Eli's Cartoon Caption Contest No. 140

Contest No. 140 starts right now.

Briefly, here are the details: I'll supply a drawing of one of my old cartoons that has never been published, leaving off my caption. You are invited to supply your funniest captions. Simply (1) click on "Add New Comment". Then (2) scroll down past any other submitted captions and type in your name and your caption in the spaces provided. Then (3) click "Save".

Your caption (or captions) will be posted after I review your submission. Also, no captions at all will be posted for the first few days of each contest. This is to give everybody a chance to submit their spontaneous, gut-instinct caption without fear of discovering that it was ripped off by somebody else's similar spontaneous, gut-instinct caption. This is an equal opportunity contest!

There is no limit on the number of captions you may enter for each drawing, but I will only post and consider the first 15 captions from any contestant. Entries will be accepted and posted for one week, after which a winner will be announced and the winning caption will be printed. Below that I will also print my original caption.

The cut-off time and date for you to send in your captions is midnight Tuesday, November 13, 2018.  

I will be the sole judge. The winning caption will be the one I judge to be the funniest one submitted (not necessarily the one that matches or comes closest to my original caption). Additional rules and regulations, for those of you who need such things, can be found here.

Below is the drawing that needs your funny captions.


Card reads: If you don’t vote blue, I’m not talking to you

Do you think your mother would like a card that mentions the house in Nantucket?

"It says, 'Mery Chrristmas.'"

I am looking for a card that says nothing, but means a lot.

"This one says 'Hoppy Berthday'. No wonder they're in the discount card section."

"I think 'Discount Cards-R-Us' was a mistake."

Do you have something a little less generic?

Do you have anything that says "I really really care, but not more than this 99 cent card."

I don't see one for my dog's Bar Mitzvah?

Do you have one that says "I think you're really cute, and what time do you get off work from the card shop?"

"I'll be darned! I can't find one for passing a stone!"

I don't see any cards that just say "Happy Birthday."

This one has a picture of a lake on it. If I send it to my boss, do you think he'll know I really just want him to go jump in it?

"How about an Anniversary Card for my Divorce?"

"Sorry, dear - A cat's Wedding Card, didn't make the cut!

"Although celebration-worthy . . . the passing of a stone is apparently, NOT an occasion!"

"Sorry Honey, there's none! You might be onto something,
though . . . maybe, you should start your own line
of "Thinking of Me," Cards."

"Mastering the POTTY is an occasion now?"

"This must be Canadian ... what is HAPPY POUTINE DAY?"

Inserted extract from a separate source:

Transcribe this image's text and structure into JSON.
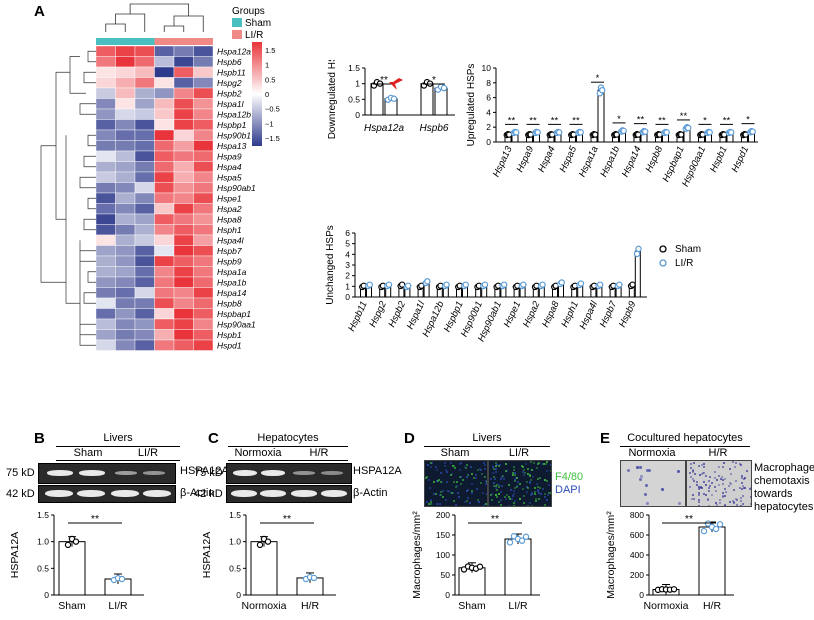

"How old is Trigger, in HORSE YEARS?"

"What . . . Happy Father's Day??"

"What is a hoppy bird day?"

I'm looking for "I'm sorry I voted against your candidate"

"This one says it's only fore dollers."

"This is how you break it to me . . . we're having triplets???"

"Really . . . A Graduation Card - for DETENTION SCHOOL?"

"Yes, Miss . . . I'm looking for a specific Congratulations
Card for a coworker -- with, Congratulations on the promotion,
Back Stabber!"

"Browsing fee? No, I was not aware!"

I have no idea what I am looking for, but when I find it I
will let you know.

"I'm looking for a sympathy card for a bad hair day."

"I've forgotten what occasion I want. Do you have a blank card?"